The 36-hole course at 500 W. Jefferson St. disconnected from Bensenville in 2003 after a yearlong dispute between the village and park district. The feud began when park officials refused to apply for a new liquor license that they considered too restrictive. The district also wanted to avoid paying the village's amusement tax.
Park board President Rich Johnson says White Pines never should have disconnected.
"We're trying to correct a misstep and bring it back into the village," he said.
Johnson said the relationship between the village and the district has improved since the election last year of Village President Frank DeSimone.
"We work together on a lot of things," Johnson said.
The two elected leaders started talking last year about annexing White Pines and directed staff members to negotiate terms of a potential agreement.
One detail that needs to be worked out, however, is whether part of the golf course should be rezoned for residential use as part of the annexation in response to interest from developers.
"There's no offer on the table," Johnson said, "but as elected officials, if we don't look at and see what the opportunities are, we're not doing our job."
Johnson said it would be hard to sell any land because "we're all about open space." Still, he said, the board must decide what's best for the district and its residents.
District officials say White Pines has more than $4 million in long-term debt and the golf operation is losing $160,000 to $200,000 a year.
"We basically have two golf courses competing against each other," said Joseph Vallez, manager of park operations. "So we have to maintain 36 holes, but the revenue coming in has not been adequate to meet the budget revenue projections."
If half the land is sold, the district could make roughly $65 million, according to preliminary estimates.
Getting that much cash would allow it to wipe out debt, create a new golf course with a new clubhouse and improve and rebuild other aging facilities.
The district, for example, faces the possibility of having to spend roughly $600,000 to repair its pool.
"If we don't manage it, it's going to manage us at the worst time," Vallez said.
Selling golf course land could make it possible to build a new pool without increasing property taxes, officials said.
But Mary Dickson, the district's attorney, said the park board would need to get Illinois law changed before it could sell property. State law doesn't allow districts to sell more than eight acres of a golf course.
Before taking that step, Dickson said the district might want to gauge public support -- possibly through an advisory referendum.
Some residents already have expressed opposition.
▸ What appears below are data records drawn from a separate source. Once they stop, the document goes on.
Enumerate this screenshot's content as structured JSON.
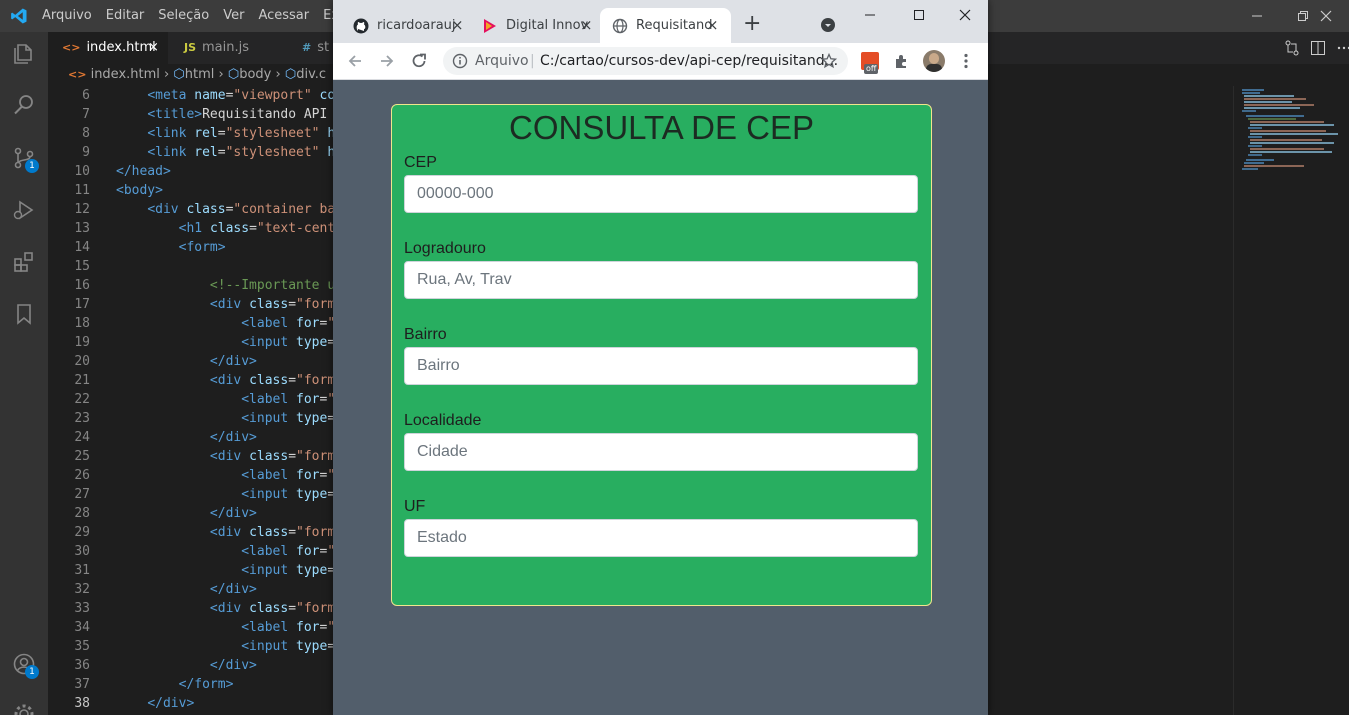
{
  "vscode": {
    "menu": [
      "Arquivo",
      "Editar",
      "Seleção",
      "Ver",
      "Acessar",
      "Exec"
    ],
    "tabs": [
      {
        "icon": "<>",
        "label": "index.html",
        "close": "×"
      },
      {
        "icon": "JS",
        "label": "main.js"
      },
      {
        "icon": "#",
        "label": "st"
      }
    ],
    "breadcrumb": {
      "file": "index.html",
      "items": [
        "html",
        "body",
        "div.c"
      ]
    },
    "badges": {
      "source_control": "1",
      "accounts": "1"
    },
    "code_lines": [
      {
        "n": "6",
        "parts": [
          [
            "t",
            "    "
          ],
          [
            "tag",
            "<meta"
          ],
          [
            "t",
            " "
          ],
          [
            "attr",
            "name"
          ],
          [
            "t",
            "="
          ],
          [
            "str",
            "\"viewport\""
          ],
          [
            "t",
            " "
          ],
          [
            "attr",
            "co"
          ]
        ]
      },
      {
        "n": "7",
        "parts": [
          [
            "t",
            "    "
          ],
          [
            "tag",
            "<title>"
          ],
          [
            "t",
            "Requisitando API V"
          ]
        ]
      },
      {
        "n": "8",
        "parts": [
          [
            "t",
            "    "
          ],
          [
            "tag",
            "<link"
          ],
          [
            "t",
            " "
          ],
          [
            "attr",
            "rel"
          ],
          [
            "t",
            "="
          ],
          [
            "str",
            "\"stylesheet\""
          ],
          [
            "t",
            " "
          ],
          [
            "attr",
            "hr"
          ]
        ]
      },
      {
        "n": "9",
        "parts": [
          [
            "t",
            "    "
          ],
          [
            "tag",
            "<link"
          ],
          [
            "t",
            " "
          ],
          [
            "attr",
            "rel"
          ],
          [
            "t",
            "="
          ],
          [
            "str",
            "\"stylesheet\""
          ],
          [
            "t",
            " "
          ],
          [
            "attr",
            "hr"
          ]
        ]
      },
      {
        "n": "10",
        "parts": [
          [
            "tag",
            "</head>"
          ]
        ]
      },
      {
        "n": "11",
        "parts": [
          [
            "tag",
            "<body>"
          ]
        ]
      },
      {
        "n": "12",
        "parts": [
          [
            "t",
            "    "
          ],
          [
            "tag",
            "<div"
          ],
          [
            "t",
            " "
          ],
          [
            "attr",
            "class"
          ],
          [
            "t",
            "="
          ],
          [
            "str",
            "\"container ba"
          ]
        ]
      },
      {
        "n": "13",
        "parts": [
          [
            "t",
            "        "
          ],
          [
            "tag",
            "<h1"
          ],
          [
            "t",
            " "
          ],
          [
            "attr",
            "class"
          ],
          [
            "t",
            "="
          ],
          [
            "str",
            "\"text-cente"
          ]
        ]
      },
      {
        "n": "14",
        "parts": [
          [
            "t",
            "        "
          ],
          [
            "tag",
            "<form>"
          ]
        ]
      },
      {
        "n": "15",
        "parts": [
          [
            "t",
            ""
          ]
        ]
      },
      {
        "n": "16",
        "parts": [
          [
            "t",
            "            "
          ],
          [
            "com",
            "<!--Importante u"
          ]
        ]
      },
      {
        "n": "17",
        "parts": [
          [
            "t",
            "            "
          ],
          [
            "tag",
            "<div"
          ],
          [
            "t",
            " "
          ],
          [
            "attr",
            "class"
          ],
          [
            "t",
            "="
          ],
          [
            "str",
            "\"form"
          ]
        ]
      },
      {
        "n": "18",
        "parts": [
          [
            "t",
            "                "
          ],
          [
            "tag",
            "<label"
          ],
          [
            "t",
            " "
          ],
          [
            "attr",
            "for"
          ],
          [
            "t",
            "="
          ],
          [
            "str",
            "\""
          ]
        ]
      },
      {
        "n": "19",
        "parts": [
          [
            "t",
            "                "
          ],
          [
            "tag",
            "<input"
          ],
          [
            "t",
            " "
          ],
          [
            "attr",
            "type"
          ],
          [
            "t",
            "="
          ]
        ]
      },
      {
        "n": "20",
        "parts": [
          [
            "t",
            "            "
          ],
          [
            "tag",
            "</div>"
          ]
        ]
      },
      {
        "n": "21",
        "parts": [
          [
            "t",
            "            "
          ],
          [
            "tag",
            "<div"
          ],
          [
            "t",
            " "
          ],
          [
            "attr",
            "class"
          ],
          [
            "t",
            "="
          ],
          [
            "str",
            "\"form"
          ]
        ]
      },
      {
        "n": "22",
        "parts": [
          [
            "t",
            "                "
          ],
          [
            "tag",
            "<label"
          ],
          [
            "t",
            " "
          ],
          [
            "attr",
            "for"
          ],
          [
            "t",
            "="
          ],
          [
            "str",
            "\""
          ]
        ]
      },
      {
        "n": "23",
        "parts": [
          [
            "t",
            "                "
          ],
          [
            "tag",
            "<input"
          ],
          [
            "t",
            " "
          ],
          [
            "attr",
            "type"
          ],
          [
            "t",
            "="
          ]
        ]
      },
      {
        "n": "24",
        "parts": [
          [
            "t",
            "            "
          ],
          [
            "tag",
            "</div>"
          ]
        ]
      },
      {
        "n": "25",
        "parts": [
          [
            "t",
            "            "
          ],
          [
            "tag",
            "<div"
          ],
          [
            "t",
            " "
          ],
          [
            "attr",
            "class"
          ],
          [
            "t",
            "="
          ],
          [
            "str",
            "\"form"
          ]
        ]
      },
      {
        "n": "26",
        "parts": [
          [
            "t",
            "                "
          ],
          [
            "tag",
            "<label"
          ],
          [
            "t",
            " "
          ],
          [
            "attr",
            "for"
          ],
          [
            "t",
            "="
          ],
          [
            "str",
            "\""
          ]
        ]
      },
      {
        "n": "27",
        "parts": [
          [
            "t",
            "                "
          ],
          [
            "tag",
            "<input"
          ],
          [
            "t",
            " "
          ],
          [
            "attr",
            "type"
          ],
          [
            "t",
            "="
          ]
        ]
      },
      {
        "n": "28",
        "parts": [
          [
            "t",
            "            "
          ],
          [
            "tag",
            "</div>"
          ]
        ]
      },
      {
        "n": "29",
        "parts": [
          [
            "t",
            "            "
          ],
          [
            "tag",
            "<div"
          ],
          [
            "t",
            " "
          ],
          [
            "attr",
            "class"
          ],
          [
            "t",
            "="
          ],
          [
            "str",
            "\"form"
          ]
        ]
      },
      {
        "n": "30",
        "parts": [
          [
            "t",
            "                "
          ],
          [
            "tag",
            "<label"
          ],
          [
            "t",
            " "
          ],
          [
            "attr",
            "for"
          ],
          [
            "t",
            "="
          ],
          [
            "str",
            "\""
          ]
        ]
      },
      {
        "n": "31",
        "parts": [
          [
            "t",
            "                "
          ],
          [
            "tag",
            "<input"
          ],
          [
            "t",
            " "
          ],
          [
            "attr",
            "type"
          ],
          [
            "t",
            "="
          ]
        ]
      },
      {
        "n": "32",
        "parts": [
          [
            "t",
            "            "
          ],
          [
            "tag",
            "</div>"
          ]
        ]
      },
      {
        "n": "33",
        "parts": [
          [
            "t",
            "            "
          ],
          [
            "tag",
            "<div"
          ],
          [
            "t",
            " "
          ],
          [
            "attr",
            "class"
          ],
          [
            "t",
            "="
          ],
          [
            "str",
            "\"form"
          ]
        ]
      },
      {
        "n": "34",
        "parts": [
          [
            "t",
            "                "
          ],
          [
            "tag",
            "<label"
          ],
          [
            "t",
            " "
          ],
          [
            "attr",
            "for"
          ],
          [
            "t",
            "="
          ],
          [
            "str",
            "\""
          ]
        ]
      },
      {
        "n": "35",
        "parts": [
          [
            "t",
            "                "
          ],
          [
            "tag",
            "<input"
          ],
          [
            "t",
            " "
          ],
          [
            "attr",
            "type"
          ],
          [
            "t",
            "="
          ]
        ]
      },
      {
        "n": "36",
        "parts": [
          [
            "t",
            "            "
          ],
          [
            "tag",
            "</div>"
          ]
        ]
      },
      {
        "n": "37",
        "parts": [
          [
            "t",
            "        "
          ],
          [
            "tag",
            "</form>"
          ]
        ]
      },
      {
        "n": "38",
        "parts": [
          [
            "t",
            "    "
          ],
          [
            "tag",
            "</div>"
          ]
        ]
      }
    ]
  },
  "chrome": {
    "tabs": [
      {
        "label": "ricardoarauj",
        "icon": "github-icon"
      },
      {
        "label": "Digital Innov",
        "icon": "dio-icon"
      },
      {
        "label": "Requisitand",
        "icon": "globe-icon"
      }
    ],
    "new_tab": "+",
    "address": {
      "scheme_label": "Arquivo",
      "url": "C:/cartao/cursos-dev/api-cep/requisitand..."
    },
    "extension_badge": "off"
  },
  "page": {
    "title": "CONSULTA DE CEP",
    "fields": [
      {
        "label": "CEP",
        "placeholder": "00000-000"
      },
      {
        "label": "Logradouro",
        "placeholder": "Rua, Av, Trav"
      },
      {
        "label": "Bairro",
        "placeholder": "Bairro"
      },
      {
        "label": "Localidade",
        "placeholder": "Cidade"
      },
      {
        "label": "UF",
        "placeholder": "Estado"
      }
    ]
  },
  "colors": {
    "card_bg": "#28ae60",
    "card_border": "#f0e68c",
    "page_bg": "#525e6b",
    "vscode_accent": "#007acc"
  }
}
Gina Mellenthin, a former park commissioner, said the property helps alleviate flooding. "We're going to have huge problems if we take away open space," she said.
Still, some aspects of the proposal would benefit the district.
White Pines, for example, would pay less for water service and a liquor license. In addition, the village has offered to give municipal sales tax and amusement tax dollars collected at the course to the district for 20 years.
Returning to the village also would allow the district to consider installing video gambling machines at the White Pines clubhouse -- although that likely would face opposition from neighbors.